An Assistant Director in the Lagos state Ministry of Justice, Mrs. Bunmi Olugasa, said plea bargain has come to stay in Lagos, disclosing that all the requests received had been treated with 80 completed in court.

Olugasa who stood in for the Commissioner for Justice and Attorney-General of the state, Mr. Adeniji Kazeem as well as the Director of Public Prosecution (DPP), Ms. Titilayo Shitta-Bey said the plea bargain option is all-encompassing as a request can be made on any criminal offence.

According to her, the state continues to encourage litigants to take advantage of the plea bargain as it saves the court system “the burden of conducting trial on every crime”.
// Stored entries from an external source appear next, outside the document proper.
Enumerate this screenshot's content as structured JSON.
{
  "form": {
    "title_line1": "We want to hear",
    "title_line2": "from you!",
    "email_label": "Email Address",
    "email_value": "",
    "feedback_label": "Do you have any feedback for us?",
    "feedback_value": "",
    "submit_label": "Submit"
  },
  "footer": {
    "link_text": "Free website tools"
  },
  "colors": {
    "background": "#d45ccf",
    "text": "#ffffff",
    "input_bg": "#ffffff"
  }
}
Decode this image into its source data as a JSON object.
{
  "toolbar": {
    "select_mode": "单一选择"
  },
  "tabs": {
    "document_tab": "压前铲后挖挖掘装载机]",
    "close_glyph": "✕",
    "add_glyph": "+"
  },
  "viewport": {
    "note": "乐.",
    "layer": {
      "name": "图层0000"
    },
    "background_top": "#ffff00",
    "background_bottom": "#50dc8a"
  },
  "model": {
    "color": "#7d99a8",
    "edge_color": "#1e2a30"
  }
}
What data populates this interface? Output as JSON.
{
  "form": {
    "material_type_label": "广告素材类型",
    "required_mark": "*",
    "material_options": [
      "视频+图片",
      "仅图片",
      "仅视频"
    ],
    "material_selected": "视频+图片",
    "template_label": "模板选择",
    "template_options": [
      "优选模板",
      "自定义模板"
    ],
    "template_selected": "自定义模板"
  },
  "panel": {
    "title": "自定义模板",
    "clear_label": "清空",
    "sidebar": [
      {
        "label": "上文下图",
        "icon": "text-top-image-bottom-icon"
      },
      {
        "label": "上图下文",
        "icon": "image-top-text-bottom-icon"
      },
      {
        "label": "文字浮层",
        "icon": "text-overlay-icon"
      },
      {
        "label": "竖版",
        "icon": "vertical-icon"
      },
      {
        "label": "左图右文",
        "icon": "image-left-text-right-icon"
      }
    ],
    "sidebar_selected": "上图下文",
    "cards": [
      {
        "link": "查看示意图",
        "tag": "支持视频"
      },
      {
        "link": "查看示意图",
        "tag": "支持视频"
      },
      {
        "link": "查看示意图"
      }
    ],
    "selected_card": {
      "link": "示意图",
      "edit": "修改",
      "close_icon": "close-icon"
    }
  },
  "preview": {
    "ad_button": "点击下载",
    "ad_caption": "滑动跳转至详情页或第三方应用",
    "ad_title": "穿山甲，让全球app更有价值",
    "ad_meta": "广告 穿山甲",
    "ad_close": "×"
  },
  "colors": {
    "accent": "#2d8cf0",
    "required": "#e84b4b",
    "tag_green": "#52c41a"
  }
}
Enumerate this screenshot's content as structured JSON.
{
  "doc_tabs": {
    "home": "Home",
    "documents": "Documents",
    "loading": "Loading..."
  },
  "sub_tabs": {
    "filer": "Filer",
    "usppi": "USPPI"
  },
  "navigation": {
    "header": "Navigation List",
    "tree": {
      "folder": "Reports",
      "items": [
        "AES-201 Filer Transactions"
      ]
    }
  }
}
“The concept of plea bargaining is not only for the rich. It is also for the poor. The system has come to stay”, Olugasa said.

She added that “Over the past two years, we have had sensitization programmes, going to not only the prisons. We have also gone to police stations because the first contact the defendants will have in the system is police.  We have been to police stations to sensitize them that this option is also available”.

Hon. Justice Yetunde Adesanya in her presentation said the concept has put in place several checks and balances to prevent abuse, adding that “the court must ensure that both public interest and the course of justice is served in the process leading to the plea bargain agreement”.

A law teacher, Dr. Akeem Bello, said the plea bargain started in America as early as 1810 even as other countries have been experimenting with the system, saying it is not too late for Nigeria to entrench the practice in its criminal justice system.